O professor de Filosofia II
Feitas as contas, coisa que sempre gostei de fazer, apesar de ter fugido da matemática como o Diabo foge da cruz (e isto também me dana, quase tanto como me ter esquecido do nome dele, ter-me juntado à carneirada que teima que a matemática é para os marrões), duas professoras na primária, uma média de dez professores até ao fim do ensino secundário, e uns quinze por ano no superior, isto dá, vamos lá ver, 142 prof’s, mais coisa menos coisa. Não é desculpa para me ter esquecido.
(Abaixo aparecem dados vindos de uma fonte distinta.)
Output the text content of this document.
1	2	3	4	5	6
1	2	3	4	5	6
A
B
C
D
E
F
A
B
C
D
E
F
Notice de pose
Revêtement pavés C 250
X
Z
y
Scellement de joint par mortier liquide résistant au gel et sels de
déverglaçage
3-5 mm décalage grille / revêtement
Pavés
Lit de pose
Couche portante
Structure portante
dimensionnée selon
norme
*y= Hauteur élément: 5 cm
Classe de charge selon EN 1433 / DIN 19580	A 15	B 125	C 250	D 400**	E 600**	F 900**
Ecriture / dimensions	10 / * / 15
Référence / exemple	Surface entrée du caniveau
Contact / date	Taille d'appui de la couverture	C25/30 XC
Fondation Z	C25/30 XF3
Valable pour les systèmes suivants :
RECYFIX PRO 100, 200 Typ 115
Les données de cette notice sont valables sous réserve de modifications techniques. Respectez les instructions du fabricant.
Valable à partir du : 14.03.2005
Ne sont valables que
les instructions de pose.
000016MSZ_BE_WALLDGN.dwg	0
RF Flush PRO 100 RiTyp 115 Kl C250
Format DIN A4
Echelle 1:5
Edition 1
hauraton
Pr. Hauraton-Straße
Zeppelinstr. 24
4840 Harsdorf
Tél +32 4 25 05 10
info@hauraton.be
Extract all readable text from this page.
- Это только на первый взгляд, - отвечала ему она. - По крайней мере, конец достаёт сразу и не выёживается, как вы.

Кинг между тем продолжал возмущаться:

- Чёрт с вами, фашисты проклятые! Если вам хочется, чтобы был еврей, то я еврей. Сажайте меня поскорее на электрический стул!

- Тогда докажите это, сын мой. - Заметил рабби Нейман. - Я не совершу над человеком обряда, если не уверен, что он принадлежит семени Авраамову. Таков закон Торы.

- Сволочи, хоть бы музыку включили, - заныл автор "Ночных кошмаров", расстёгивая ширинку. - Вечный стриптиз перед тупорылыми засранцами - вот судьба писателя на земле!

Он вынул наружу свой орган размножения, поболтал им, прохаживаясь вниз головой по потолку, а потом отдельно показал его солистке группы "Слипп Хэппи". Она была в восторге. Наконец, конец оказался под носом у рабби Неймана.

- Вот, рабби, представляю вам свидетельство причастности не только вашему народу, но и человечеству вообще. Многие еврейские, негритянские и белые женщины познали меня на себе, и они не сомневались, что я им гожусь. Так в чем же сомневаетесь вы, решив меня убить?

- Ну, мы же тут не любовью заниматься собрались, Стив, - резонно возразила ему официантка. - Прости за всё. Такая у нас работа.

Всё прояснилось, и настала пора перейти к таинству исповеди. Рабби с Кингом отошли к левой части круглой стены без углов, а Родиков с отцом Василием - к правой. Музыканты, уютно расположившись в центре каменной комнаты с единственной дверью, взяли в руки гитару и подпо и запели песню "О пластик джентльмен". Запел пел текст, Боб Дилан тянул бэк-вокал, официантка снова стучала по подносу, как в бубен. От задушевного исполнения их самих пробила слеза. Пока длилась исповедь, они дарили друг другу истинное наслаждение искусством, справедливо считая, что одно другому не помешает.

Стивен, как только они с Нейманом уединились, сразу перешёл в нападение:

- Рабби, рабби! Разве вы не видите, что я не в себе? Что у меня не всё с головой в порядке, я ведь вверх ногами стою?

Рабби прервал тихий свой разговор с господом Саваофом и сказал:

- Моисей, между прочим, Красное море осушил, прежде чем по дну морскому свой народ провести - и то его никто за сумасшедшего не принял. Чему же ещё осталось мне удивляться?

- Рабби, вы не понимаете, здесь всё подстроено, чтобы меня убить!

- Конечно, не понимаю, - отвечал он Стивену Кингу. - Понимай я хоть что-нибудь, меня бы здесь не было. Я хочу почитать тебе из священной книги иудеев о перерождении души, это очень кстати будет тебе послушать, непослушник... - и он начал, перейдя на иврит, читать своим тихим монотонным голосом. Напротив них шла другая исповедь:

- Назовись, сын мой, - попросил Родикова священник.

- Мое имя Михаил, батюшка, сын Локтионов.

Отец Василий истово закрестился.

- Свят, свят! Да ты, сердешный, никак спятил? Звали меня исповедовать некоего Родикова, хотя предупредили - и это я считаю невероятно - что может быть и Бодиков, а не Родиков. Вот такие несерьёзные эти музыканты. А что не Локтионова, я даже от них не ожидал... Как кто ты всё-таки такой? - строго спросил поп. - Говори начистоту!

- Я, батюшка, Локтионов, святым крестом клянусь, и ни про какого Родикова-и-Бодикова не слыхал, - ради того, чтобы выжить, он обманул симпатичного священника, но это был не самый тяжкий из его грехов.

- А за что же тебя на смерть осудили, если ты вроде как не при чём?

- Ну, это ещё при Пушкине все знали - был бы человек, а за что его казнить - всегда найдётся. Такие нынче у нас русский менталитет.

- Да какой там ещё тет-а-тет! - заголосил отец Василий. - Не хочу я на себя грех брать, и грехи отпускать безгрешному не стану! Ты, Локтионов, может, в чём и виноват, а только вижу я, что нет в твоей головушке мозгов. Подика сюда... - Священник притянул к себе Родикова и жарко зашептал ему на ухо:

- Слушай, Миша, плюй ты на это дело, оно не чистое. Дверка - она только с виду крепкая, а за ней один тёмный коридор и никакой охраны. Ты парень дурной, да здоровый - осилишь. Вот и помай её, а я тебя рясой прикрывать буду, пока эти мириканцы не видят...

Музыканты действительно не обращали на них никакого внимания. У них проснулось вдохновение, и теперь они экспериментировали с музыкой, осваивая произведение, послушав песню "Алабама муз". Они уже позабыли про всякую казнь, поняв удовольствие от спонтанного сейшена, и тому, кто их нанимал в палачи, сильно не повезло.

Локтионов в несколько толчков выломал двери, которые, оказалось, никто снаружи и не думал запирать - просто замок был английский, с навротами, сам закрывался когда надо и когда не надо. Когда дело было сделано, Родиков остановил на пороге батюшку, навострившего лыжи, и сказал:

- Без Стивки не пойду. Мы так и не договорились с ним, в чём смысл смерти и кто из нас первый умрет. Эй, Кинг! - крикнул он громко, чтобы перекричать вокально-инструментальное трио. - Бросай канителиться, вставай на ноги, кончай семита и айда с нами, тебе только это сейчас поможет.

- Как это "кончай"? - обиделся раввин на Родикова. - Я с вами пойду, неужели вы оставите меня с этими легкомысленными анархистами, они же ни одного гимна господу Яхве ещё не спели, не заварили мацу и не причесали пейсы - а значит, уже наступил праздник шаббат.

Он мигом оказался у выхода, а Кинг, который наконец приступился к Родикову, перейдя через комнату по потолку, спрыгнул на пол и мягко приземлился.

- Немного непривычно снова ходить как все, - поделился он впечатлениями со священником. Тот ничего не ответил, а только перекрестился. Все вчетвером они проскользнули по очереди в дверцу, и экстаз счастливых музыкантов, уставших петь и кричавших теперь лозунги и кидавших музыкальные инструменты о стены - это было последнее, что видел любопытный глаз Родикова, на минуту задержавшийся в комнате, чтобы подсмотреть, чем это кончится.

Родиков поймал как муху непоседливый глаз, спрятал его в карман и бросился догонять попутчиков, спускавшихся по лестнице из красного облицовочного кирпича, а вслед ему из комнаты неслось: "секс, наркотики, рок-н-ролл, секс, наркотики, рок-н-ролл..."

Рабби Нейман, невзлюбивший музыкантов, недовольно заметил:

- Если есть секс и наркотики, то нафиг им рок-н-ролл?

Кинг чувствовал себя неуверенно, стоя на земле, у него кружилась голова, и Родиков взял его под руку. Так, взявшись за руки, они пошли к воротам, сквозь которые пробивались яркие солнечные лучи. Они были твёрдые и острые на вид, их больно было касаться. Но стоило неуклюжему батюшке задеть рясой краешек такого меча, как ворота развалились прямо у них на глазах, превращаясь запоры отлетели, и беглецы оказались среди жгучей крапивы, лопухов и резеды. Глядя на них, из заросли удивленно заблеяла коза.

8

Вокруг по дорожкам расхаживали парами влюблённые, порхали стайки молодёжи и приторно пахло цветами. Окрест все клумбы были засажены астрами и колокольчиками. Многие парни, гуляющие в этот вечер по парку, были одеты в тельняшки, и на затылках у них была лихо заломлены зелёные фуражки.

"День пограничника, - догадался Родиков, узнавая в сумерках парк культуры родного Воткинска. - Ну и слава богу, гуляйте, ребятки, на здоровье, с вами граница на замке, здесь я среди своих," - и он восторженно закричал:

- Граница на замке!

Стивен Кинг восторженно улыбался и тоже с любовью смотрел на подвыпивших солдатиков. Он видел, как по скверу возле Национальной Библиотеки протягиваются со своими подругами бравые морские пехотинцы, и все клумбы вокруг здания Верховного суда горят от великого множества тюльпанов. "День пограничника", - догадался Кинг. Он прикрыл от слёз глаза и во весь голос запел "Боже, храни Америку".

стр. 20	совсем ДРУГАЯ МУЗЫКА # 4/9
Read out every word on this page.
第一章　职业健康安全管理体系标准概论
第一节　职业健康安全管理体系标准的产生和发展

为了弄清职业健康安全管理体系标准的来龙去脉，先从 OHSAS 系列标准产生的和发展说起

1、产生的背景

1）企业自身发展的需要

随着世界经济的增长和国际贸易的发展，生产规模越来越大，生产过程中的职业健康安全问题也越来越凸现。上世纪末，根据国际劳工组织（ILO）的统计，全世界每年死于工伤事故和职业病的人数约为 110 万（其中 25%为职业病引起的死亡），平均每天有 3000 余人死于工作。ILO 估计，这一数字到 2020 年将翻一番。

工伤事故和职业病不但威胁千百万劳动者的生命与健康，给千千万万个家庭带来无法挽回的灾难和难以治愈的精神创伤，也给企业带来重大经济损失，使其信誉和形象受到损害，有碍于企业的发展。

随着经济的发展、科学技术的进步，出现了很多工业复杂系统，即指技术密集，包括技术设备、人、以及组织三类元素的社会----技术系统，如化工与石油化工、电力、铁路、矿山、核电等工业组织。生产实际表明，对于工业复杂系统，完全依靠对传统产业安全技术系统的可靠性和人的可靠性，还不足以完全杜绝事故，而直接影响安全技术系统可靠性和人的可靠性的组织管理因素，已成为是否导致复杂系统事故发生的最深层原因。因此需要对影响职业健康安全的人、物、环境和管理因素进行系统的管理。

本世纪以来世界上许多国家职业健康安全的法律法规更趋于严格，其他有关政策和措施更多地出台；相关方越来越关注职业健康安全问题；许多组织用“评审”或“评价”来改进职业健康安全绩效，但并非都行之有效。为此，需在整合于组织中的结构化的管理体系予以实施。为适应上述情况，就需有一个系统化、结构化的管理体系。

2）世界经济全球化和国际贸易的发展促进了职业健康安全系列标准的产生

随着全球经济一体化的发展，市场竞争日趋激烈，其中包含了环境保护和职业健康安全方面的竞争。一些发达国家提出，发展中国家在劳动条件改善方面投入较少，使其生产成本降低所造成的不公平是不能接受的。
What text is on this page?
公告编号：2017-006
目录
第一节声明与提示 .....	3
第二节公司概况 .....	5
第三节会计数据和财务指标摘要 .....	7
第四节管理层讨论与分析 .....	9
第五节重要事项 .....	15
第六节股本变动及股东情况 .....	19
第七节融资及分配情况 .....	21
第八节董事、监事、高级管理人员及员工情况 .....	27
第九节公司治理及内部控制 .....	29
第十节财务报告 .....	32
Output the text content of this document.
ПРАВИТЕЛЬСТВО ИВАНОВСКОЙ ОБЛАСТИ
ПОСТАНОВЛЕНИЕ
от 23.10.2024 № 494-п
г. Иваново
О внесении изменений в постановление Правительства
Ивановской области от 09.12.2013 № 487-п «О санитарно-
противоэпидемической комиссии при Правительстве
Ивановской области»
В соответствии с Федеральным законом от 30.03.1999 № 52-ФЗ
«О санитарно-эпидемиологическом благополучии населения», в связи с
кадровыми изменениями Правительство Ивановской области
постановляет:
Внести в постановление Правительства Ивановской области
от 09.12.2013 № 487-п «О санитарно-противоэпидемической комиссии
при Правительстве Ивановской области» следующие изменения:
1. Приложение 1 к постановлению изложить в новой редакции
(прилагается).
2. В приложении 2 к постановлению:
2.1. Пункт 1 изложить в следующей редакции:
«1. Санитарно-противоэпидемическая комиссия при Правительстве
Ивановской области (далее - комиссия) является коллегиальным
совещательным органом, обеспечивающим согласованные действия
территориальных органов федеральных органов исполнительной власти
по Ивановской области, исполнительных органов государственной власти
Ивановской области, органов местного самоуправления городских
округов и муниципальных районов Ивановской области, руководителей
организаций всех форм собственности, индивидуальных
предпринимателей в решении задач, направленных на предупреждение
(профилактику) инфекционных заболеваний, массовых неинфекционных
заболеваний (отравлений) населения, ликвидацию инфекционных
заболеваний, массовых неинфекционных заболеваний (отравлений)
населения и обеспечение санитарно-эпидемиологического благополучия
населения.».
É imperdoável, dou voltas à cabeça, e até já liguei à única pessoa que mantenho contacto desde essa altura, mas ela era do clube dos que não achavam piadinha nenhuma ao pedante (eles não saberiam, quer na altura, quer agora, o que quer dizer pedante, chamar-lhe-iam, no máximo “armado em esperto”) professor de filosofia.
Parece-me que foi com ele que eu me armei em fina, larguei para trás o horroroso “setôr” e adoptei o chamamento de “professor”. Estas coisas de como se deve chamar aos poços de conhecimento que verteram para mim parte do seu saber, abala a minha frágil existência há muito tempo.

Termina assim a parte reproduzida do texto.